6. Create an ODBC data source following the guidelines in your Sybase documentation. The following instructions highlight some of the necessary steps depending on your platform.
Platform
Instructions
Unix
1. Create an odbc.ini file. We recommend that you create it under <TDV_install_dir>.
2. Create a Sybase IQ data source name (DSN) in the odbc.ini file. For work with TDV, the Driver variable is the most important setting, because it points to the SQL Anywhere client that you have installed. For example, data sources named, test1 and test2, would look similar to the following:
#####################################
SybDB@machine64:cat odbc.ini
[test1]
Driver=/opt/<TDV_install_dir>/sqlanywhere<ver>/lib<ver>/libdbodbc<ver>_r.so
host=10.5.3.73
port=2638
uid=dba
PWD=password
DatabaseName=asiqdemo
PreventNotCapable=YES
 
[test2]
Driver=/opt/<TDV_install_dir>/sqlanywhere<ver>/lib<ver>/libdbodbc<ver>_r.so
host=10.5.3.74
port=2638
uid=dba
PWD=password
DatabaseName=asiqdemo
PreventNotCapable=YES
######################################
Windows
1. Start the ODBC Administrator, select Sybase > Data Access > ODBC Data Source Administrator.
2. Click Add on the User DSN tab.
3. Select the Sybase IQ driver and click Finish.
4. The Configuration dialog box appears.
5. Type the Data Source Name in the appropriate text box. Type a Description of the data source in the Description text box if necessary. Do not click OK yet.
6. Click the Login tab. Type the username and password. If the data source is on a remote machine, type a server name and database filename (with the .DB suffix).
7. If the data source is on your local machine, type a start line and database name (without the DB suffix).
8. If the data source is on a remote system, click the Network tab. Click the check box for a protocol and type the options in the text box.
9. Click OK when you have finished defining your data source.
10. On Unix, use the following commands to verify that the DSN is set up successfully:
cd sqlanywhere<ver>/bin<ver>
./dbping -m -c "DSN=test1"
 
A “Ping server successful” message means that the DSN is working and any application can use the DSN to contact the Sybase IQ through the ODBC Driver.
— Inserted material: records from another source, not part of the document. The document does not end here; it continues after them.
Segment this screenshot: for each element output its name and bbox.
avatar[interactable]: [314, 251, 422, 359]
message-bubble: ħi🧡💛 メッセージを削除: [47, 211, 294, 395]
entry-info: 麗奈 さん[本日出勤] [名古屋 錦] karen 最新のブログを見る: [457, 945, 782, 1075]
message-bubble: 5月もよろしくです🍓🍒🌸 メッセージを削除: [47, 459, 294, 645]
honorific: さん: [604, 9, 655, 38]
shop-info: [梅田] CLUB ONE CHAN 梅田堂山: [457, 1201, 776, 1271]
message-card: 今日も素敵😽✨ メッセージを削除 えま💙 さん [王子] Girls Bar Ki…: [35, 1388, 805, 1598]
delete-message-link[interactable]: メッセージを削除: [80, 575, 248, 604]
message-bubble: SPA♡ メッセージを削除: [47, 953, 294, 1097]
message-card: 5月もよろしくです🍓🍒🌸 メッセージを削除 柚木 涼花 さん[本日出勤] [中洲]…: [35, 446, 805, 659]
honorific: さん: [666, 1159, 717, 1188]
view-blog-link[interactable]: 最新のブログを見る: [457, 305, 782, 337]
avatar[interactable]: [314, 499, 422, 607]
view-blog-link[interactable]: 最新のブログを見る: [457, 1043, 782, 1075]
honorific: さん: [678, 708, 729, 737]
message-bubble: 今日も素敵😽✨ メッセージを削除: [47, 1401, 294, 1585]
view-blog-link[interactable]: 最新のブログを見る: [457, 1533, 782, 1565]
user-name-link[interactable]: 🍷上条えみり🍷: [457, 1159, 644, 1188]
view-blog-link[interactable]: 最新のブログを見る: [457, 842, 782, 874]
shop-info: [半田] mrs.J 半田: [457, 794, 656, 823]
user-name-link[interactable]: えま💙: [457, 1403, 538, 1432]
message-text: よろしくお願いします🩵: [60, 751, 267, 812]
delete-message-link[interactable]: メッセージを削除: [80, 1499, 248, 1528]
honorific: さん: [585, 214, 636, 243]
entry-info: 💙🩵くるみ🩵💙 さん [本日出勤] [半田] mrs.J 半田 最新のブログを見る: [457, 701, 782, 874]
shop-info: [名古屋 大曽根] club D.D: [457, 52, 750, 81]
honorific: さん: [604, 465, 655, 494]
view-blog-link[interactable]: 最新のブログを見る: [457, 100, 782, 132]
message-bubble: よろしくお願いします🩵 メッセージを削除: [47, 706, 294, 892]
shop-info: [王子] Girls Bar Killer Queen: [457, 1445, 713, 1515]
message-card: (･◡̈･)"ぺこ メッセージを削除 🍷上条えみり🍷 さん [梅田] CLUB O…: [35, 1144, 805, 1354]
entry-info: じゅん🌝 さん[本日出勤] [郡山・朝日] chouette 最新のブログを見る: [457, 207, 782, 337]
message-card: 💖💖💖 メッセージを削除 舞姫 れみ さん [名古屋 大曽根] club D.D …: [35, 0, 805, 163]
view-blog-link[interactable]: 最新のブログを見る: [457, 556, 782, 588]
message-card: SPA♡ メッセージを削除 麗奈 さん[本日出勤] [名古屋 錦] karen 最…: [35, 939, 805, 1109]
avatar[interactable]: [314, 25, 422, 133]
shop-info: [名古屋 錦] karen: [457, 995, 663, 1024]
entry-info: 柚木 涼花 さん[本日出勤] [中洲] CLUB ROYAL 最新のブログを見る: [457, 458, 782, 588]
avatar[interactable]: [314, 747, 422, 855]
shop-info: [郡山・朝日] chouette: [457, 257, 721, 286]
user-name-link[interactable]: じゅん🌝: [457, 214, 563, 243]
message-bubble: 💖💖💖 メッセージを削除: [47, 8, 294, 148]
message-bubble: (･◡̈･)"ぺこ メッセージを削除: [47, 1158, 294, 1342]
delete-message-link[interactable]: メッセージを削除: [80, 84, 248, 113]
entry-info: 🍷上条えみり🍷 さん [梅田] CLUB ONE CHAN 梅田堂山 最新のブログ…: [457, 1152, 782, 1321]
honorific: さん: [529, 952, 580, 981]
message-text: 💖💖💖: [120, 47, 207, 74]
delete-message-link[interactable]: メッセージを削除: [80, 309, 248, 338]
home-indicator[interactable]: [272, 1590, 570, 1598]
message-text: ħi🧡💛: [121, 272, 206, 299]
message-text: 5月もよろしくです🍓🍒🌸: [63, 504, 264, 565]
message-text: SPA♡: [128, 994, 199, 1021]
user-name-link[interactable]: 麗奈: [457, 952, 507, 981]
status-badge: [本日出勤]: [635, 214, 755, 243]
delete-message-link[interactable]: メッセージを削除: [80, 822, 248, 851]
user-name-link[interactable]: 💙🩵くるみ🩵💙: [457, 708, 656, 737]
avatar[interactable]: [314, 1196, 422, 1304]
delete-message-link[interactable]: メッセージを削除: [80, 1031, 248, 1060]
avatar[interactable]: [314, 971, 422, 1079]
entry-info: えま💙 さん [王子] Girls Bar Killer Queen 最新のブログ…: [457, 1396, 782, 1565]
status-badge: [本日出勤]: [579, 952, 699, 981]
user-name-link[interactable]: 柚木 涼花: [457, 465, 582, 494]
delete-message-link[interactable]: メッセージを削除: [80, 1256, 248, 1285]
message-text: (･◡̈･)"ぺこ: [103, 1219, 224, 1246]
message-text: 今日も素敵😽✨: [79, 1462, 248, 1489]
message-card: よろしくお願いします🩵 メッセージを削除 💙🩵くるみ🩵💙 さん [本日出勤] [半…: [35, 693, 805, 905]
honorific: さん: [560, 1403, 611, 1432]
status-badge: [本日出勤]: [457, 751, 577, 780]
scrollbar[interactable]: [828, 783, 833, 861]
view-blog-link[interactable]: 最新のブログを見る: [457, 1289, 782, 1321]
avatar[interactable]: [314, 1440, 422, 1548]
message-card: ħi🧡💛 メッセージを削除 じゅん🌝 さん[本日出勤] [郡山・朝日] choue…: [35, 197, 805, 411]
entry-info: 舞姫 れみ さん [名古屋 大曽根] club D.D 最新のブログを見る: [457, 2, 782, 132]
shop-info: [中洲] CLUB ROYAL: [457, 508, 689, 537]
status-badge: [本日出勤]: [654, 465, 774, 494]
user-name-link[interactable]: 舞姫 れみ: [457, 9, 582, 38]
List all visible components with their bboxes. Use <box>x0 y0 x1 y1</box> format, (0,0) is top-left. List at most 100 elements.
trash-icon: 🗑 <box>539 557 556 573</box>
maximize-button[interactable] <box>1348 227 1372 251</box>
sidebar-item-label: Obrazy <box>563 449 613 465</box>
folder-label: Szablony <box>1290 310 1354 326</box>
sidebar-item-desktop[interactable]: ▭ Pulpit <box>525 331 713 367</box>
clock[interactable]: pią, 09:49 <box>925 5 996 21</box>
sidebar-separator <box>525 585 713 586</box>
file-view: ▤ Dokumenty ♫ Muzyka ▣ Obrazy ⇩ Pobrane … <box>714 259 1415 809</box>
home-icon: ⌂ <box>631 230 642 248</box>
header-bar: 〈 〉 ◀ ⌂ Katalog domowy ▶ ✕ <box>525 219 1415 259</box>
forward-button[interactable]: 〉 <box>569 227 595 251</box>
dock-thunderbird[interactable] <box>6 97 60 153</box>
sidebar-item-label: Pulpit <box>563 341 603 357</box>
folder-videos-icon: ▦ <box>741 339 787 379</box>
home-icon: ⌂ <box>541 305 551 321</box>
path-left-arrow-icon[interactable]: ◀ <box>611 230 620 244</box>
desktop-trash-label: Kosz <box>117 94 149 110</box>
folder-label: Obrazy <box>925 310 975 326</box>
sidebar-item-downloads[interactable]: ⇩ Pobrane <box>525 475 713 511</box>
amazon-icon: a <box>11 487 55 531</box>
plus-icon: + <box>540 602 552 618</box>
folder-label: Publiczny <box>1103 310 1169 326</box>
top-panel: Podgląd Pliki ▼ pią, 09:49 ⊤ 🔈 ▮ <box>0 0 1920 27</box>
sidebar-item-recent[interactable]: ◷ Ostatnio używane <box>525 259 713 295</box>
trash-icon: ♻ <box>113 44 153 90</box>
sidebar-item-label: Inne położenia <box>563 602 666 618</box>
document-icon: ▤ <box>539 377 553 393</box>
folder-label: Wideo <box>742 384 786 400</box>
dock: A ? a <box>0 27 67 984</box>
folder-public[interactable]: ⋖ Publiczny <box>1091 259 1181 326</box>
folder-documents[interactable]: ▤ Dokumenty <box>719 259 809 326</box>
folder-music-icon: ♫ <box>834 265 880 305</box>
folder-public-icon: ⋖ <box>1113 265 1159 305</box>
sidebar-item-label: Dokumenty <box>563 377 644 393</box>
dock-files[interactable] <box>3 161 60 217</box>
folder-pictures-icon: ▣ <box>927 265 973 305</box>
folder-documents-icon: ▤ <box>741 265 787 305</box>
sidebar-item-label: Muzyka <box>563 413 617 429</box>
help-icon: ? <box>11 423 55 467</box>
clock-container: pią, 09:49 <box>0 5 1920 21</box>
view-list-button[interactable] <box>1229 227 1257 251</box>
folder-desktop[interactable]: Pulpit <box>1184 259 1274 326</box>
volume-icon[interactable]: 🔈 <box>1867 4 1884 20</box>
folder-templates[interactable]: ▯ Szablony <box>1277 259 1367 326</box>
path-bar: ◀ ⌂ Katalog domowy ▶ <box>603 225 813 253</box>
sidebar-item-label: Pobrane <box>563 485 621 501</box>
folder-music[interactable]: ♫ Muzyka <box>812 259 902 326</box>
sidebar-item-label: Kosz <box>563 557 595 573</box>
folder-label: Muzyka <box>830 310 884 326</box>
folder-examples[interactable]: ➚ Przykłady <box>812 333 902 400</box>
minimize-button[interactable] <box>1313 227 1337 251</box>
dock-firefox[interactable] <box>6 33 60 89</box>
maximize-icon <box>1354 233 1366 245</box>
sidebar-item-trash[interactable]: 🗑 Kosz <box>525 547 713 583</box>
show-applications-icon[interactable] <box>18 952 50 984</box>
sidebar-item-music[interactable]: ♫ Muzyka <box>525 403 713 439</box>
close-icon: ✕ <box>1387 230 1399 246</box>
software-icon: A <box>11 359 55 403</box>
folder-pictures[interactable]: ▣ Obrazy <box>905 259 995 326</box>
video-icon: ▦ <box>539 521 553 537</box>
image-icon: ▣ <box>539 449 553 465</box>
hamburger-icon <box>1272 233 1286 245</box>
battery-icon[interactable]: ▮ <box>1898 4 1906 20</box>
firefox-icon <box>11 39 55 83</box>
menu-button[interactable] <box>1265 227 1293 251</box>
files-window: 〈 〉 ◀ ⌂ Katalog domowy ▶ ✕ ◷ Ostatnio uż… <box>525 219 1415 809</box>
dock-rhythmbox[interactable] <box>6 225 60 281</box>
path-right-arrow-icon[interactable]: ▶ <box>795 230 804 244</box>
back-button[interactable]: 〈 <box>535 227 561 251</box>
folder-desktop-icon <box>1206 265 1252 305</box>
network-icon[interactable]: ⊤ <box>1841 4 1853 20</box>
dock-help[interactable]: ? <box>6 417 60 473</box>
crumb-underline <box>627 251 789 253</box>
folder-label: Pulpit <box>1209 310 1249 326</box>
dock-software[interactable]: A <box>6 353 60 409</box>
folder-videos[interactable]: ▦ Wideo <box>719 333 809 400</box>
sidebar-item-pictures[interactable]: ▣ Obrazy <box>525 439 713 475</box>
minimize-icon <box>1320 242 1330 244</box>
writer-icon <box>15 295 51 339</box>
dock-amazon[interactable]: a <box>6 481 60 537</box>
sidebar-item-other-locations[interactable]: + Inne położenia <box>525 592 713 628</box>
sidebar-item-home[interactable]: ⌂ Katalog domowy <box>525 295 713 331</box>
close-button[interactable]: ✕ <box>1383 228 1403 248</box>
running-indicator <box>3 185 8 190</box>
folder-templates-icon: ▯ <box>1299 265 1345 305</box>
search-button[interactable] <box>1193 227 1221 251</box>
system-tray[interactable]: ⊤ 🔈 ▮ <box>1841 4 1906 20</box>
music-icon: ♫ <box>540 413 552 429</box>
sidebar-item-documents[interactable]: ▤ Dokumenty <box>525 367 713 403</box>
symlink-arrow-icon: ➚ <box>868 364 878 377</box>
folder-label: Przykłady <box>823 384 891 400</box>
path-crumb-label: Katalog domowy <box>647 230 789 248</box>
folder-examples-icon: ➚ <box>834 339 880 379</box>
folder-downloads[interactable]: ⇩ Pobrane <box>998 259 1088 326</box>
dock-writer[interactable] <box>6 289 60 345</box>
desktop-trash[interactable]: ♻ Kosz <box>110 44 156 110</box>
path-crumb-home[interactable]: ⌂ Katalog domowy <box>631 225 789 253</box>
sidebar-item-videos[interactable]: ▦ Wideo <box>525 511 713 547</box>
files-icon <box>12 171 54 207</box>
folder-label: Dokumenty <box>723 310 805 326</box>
11. On Unix, set the global ODBCINI environment variable to point at the SQL Anywhere odbc.ini file. For example, to temporarily set the variable, type:
export ODBCINI=/opt/<TDV_install_dir>/odbc.ini
 
12. Start TDV server.
13. Open Studio.
14. Open your Sybase IQ data source.
15. Select the Advanced tab.
16. Scroll to the end of the Advanced tab.
17. Select and type the following:
Sybase iAnywhere JDBC Driver
Select this check box to enable better performance. This option enables the Sybase IQ specific ODBC LOAD TABLE SQL tool to import data into TDV.
Sql Anywhere Data Source
Enter your ODBC DSN name.
18. Save and close your Sybase IQ data source.
Configuring Native Caching Option for Vertica
By default, TDV is configured to use Vertica’s Bulk Load utility or INSERT/SELECT as the native loading mechanism. There are no TDV configuration parameters that you need to set.
Validating that your system is configured to enable native caching
1. Open Studio.
2. Select Administration > Configuration.
3. Search for Enable Native Loading and make sure it is set to True.
4. You can now complete the setup in Caching to a File Target.